Mips partout, alternatives nulle part ?

Si la démonstration technique et scientifique de l’apport du système de protection suédois a mis du temps à convaincre l’industrie, ce n’est plus le cas désormais. Aujourd’hui, Mips travaille avec plus de 150 marques, sur plus de 1 000 modèles de casques. Les solutions Mips équipent plusieurs coureurs du tour de France, des hockeyeurs professionnels, des snowboarders reconnus et plus généralement des motards. Depuis quelques mois, l’entreprise développe également des solutions pour des casques professionnels, pour les métiers du bâtiment ou pour des activités d’intervention risquées (pompiers, par exemple). Depuis 2017, la question de la survie de l’entreprise ne se pose plus. La petite pouce suédoise à laissé place à une PME aux résultats financiers solides qui emploie 75 personnes à Stockholm et une trentaine d’autres en Chine, près de sites de production des casques.

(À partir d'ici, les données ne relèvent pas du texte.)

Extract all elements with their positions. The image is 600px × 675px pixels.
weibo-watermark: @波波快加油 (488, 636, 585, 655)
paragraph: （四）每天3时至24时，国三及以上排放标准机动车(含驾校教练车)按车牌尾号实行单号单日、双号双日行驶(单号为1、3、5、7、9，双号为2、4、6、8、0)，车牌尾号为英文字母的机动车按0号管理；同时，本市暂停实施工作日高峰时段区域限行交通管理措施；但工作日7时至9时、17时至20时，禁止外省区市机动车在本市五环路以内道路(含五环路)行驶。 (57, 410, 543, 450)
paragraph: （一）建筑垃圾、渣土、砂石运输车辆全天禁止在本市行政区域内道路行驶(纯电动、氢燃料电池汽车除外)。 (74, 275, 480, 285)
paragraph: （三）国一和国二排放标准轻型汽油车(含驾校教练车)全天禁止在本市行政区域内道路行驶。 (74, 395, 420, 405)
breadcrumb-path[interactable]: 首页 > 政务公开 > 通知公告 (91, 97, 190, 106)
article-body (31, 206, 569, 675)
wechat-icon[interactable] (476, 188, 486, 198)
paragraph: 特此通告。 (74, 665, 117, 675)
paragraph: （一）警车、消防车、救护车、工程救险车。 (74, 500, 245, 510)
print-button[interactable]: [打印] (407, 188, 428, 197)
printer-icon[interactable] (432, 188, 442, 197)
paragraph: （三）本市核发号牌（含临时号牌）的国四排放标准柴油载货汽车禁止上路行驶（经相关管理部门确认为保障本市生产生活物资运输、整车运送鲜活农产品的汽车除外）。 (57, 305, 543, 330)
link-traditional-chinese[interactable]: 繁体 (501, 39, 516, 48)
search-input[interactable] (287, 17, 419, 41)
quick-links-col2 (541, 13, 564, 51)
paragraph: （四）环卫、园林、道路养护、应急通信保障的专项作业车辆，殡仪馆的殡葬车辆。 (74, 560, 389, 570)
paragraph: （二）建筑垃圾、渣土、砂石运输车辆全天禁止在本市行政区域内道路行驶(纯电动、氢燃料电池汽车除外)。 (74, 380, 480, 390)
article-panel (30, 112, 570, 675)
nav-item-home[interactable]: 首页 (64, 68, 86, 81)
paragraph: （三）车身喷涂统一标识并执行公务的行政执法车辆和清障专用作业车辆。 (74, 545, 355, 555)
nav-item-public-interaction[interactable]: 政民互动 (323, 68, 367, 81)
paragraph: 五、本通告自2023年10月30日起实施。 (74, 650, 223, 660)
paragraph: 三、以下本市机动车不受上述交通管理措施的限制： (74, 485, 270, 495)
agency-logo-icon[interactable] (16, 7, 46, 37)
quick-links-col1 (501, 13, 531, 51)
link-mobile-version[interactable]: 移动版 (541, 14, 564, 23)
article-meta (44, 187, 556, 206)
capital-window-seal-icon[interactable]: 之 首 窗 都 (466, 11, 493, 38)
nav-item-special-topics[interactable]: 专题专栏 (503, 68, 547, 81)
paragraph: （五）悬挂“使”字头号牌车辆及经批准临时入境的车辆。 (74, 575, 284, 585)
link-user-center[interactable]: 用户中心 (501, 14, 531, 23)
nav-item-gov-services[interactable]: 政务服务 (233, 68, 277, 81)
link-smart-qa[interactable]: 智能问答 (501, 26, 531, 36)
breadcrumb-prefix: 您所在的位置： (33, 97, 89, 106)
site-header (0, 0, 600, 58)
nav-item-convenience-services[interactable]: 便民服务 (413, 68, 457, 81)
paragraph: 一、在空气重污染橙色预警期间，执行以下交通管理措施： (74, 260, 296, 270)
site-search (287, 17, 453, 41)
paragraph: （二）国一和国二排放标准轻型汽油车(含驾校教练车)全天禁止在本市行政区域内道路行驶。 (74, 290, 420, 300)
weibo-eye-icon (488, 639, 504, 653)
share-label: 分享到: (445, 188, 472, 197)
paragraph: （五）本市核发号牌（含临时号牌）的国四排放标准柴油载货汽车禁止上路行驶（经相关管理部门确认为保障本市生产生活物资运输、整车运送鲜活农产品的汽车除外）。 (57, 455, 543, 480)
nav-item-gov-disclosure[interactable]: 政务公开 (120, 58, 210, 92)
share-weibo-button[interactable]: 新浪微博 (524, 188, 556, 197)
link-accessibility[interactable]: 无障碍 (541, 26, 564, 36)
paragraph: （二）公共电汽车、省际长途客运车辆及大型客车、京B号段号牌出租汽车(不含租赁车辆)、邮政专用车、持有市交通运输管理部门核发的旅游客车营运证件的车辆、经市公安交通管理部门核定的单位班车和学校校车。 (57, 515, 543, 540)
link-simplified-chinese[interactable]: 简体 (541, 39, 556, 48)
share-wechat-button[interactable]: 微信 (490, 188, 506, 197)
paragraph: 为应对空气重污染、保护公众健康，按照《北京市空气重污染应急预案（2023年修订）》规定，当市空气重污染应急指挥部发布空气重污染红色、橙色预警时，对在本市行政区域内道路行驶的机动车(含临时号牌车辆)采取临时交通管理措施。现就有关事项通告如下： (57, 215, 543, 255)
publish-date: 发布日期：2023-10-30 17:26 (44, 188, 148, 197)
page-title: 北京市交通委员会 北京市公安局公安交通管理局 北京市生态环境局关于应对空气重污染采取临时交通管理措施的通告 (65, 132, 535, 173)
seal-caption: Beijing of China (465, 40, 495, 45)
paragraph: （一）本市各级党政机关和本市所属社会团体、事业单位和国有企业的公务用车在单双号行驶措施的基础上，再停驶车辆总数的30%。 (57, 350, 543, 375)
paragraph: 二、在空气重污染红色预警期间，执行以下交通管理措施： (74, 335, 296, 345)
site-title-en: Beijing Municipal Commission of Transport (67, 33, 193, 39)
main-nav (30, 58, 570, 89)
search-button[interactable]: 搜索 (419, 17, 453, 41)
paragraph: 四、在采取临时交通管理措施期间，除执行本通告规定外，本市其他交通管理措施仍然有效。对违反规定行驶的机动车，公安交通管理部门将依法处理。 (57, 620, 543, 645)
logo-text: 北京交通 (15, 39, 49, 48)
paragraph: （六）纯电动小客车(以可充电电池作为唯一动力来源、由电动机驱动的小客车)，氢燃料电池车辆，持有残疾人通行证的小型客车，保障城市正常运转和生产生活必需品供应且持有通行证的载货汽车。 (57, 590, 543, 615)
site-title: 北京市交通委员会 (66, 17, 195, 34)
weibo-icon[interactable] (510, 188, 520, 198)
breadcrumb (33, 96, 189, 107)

Mips bientôt dans tous les casques ?

Dès lors, quelles sont les perspectives d’avenir pour Mips et quelle pourrait être la suite de l’aventure ? A cette question, le CEO de l’entreprise, Max Strandwitz, répond sans ciller : « nous voulons être présents dans le plus grand nombre de casques possible. La concurrence aujourd’hui ? Ce n’est pas celle d’un système alternatif, il n’y en a pas, mais celle des casques qui n’utilisent pas notre système. Notre objectif, c’est de convaincre ces acteurs de l’intérêt de travailler avec nous ». Avec un procédé assez unique sur le marché et plus de 35 familles de brevets pour le protéger, Mips semble effectivement privé de concurrence. Néanmoins, alors que la solution de sécurité suédoise est de plus en plus adoptée, (la technologie Mips équipe les casques des principales marques du marché (Specialized, Abus, Giant, Mavic, Wedze, Giro, Black Diamond, etc.), l’entreprise semble encore et toujours condamnée à faire la démonstration des bienfaits de ses méthodes. Jusqu’ici il fallait convaincre pour exister, maintenant, il faut convaincre pour prospérer.